2. The lead-acid battery market off-season and downstream purchasing expectations at lower prices
By traditional convention, the second quarter of each year is the traditional consumption off-season for the lead-acid battery market. Lead-acid battery companies are generally in a state of production cuts, with large enterprises unable to achieve full production, and small-to-medium sized enterprises operating at 50–70% capacity. As of June 4, SMM's weekly operating rate for lead-acid batteries was 65.69%, down 1.18 percentage points from the previous week. In addition, the internal-to-external lead price is unfavorable for lead-acid battery exports. Issues such as overseas geopolitical tensions and shipping disruptions have weakened battery exports compared to the same period last year. According to data, China's cumulative exports of lead-acid batteries from January to April 2026 fell by 12.01% year-on-year.

Today, the average price of SMM 1# lead was reported at 16,000 yuan/mt, the lowest since March 11, 2024. The weakening lead price has led to some downstream companies showing interest in purchasing at lower levels. However, due to the large and rapid decline in lead prices, market risk aversion is high, and the vast majority of downstream companies are adopting a wait-and-see attitude. The easing of downstream risk aversion and the realization of buying-at-lows expectations could serve as signals for lead prices to stop falling.
3. Expectations for the shift from a lead ingot import window to an export window in H2
Since the beginning of this year, China's lead ingot import window has been open for a relatively long period, with a large volume of overseas lead ingots flooding into the Chinese market. According to data, China's total imports of lead ingots (including refined lead, crude lead, etc.) from January to April reached 188,100 mt, a surge of 299% year-on-year. Until the second quarter, overseas markets saw phased reductions in lead ingot supply due to shipping disruptions, environmental inspections, and insufficient scrap battery supply. Meanwhile, overseas lead demand, particularly from Southeast Asian markets, has been on the rise, with a widening supply gap for high-quality lead ingots. Spot premiums in Southeast Asia have been rising continuously. China's lead ingot import window closed in May and has since moved toward narrowing export losses. Given the significant supply gap for high-quality lead ingots in Southeast Asia and the limited electrolytic lead smelting capacity overseas, it is difficult to rely solely on non-Chinese lead ingot supply to meet the rapidly growing lead consumption. Expectations for China's lead ingot exports are rising, which will become a key factor in destocking China's lead ingot market in H2 this year.

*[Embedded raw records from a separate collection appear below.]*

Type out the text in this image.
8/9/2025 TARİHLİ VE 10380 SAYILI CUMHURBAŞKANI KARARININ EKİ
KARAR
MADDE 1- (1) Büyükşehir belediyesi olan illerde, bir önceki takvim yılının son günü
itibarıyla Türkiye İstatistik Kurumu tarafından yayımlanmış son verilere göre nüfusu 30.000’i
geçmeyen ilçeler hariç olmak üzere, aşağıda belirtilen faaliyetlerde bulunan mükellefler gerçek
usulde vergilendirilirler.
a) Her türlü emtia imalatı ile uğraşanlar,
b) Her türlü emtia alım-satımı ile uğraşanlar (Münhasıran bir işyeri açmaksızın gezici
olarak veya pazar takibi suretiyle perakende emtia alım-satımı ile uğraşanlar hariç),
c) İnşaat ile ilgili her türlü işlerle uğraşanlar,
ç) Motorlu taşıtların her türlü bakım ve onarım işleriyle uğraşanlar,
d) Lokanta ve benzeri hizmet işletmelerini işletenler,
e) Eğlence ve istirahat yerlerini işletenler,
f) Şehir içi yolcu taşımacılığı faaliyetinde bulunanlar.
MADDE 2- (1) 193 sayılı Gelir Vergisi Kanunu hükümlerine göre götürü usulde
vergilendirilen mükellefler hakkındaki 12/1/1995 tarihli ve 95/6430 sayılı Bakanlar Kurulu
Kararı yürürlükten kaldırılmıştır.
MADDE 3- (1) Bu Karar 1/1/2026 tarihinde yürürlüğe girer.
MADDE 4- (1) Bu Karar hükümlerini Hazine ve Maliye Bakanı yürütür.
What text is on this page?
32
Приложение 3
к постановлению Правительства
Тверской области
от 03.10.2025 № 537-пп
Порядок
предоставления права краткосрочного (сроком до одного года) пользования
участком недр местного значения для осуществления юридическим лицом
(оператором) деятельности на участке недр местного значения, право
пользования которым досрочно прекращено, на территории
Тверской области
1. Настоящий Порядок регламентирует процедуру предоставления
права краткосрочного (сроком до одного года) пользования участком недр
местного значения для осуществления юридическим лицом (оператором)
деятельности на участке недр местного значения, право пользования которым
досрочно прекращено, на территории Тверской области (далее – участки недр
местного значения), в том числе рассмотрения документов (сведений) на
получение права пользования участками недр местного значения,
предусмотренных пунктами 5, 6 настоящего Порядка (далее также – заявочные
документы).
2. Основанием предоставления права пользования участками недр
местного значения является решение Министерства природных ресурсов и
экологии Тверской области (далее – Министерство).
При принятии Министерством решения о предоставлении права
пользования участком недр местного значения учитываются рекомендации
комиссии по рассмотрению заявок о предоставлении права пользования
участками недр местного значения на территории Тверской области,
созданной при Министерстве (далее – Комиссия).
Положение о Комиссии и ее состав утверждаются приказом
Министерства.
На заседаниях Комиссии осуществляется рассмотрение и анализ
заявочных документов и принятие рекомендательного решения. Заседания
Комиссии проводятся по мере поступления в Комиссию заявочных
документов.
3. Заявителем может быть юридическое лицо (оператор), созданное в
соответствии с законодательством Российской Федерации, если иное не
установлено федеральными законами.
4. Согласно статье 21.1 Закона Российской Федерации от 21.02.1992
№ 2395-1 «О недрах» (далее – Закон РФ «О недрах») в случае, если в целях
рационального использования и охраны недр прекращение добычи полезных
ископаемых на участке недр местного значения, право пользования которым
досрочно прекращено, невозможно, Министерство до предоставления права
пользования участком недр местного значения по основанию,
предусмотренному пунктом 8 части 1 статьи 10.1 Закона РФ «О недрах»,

In the short term, SHFE lead is experiencing concentrated open interest growth alongside a downward trend, with strong market risk aversion. The stability of the 16,000 yuan/mt level carries uncertain risks. For the time being, the foreseeable and quickly realizable signals for a price halt will require close attention to downstream purchasing-at-lows and production trends at secondary lead smelters. Once stop-falling signals emerge, lead prices could stabilize and rebound. Otherwise, the downtrend is likely to persist, and attention should turn to the next lead ingot export window.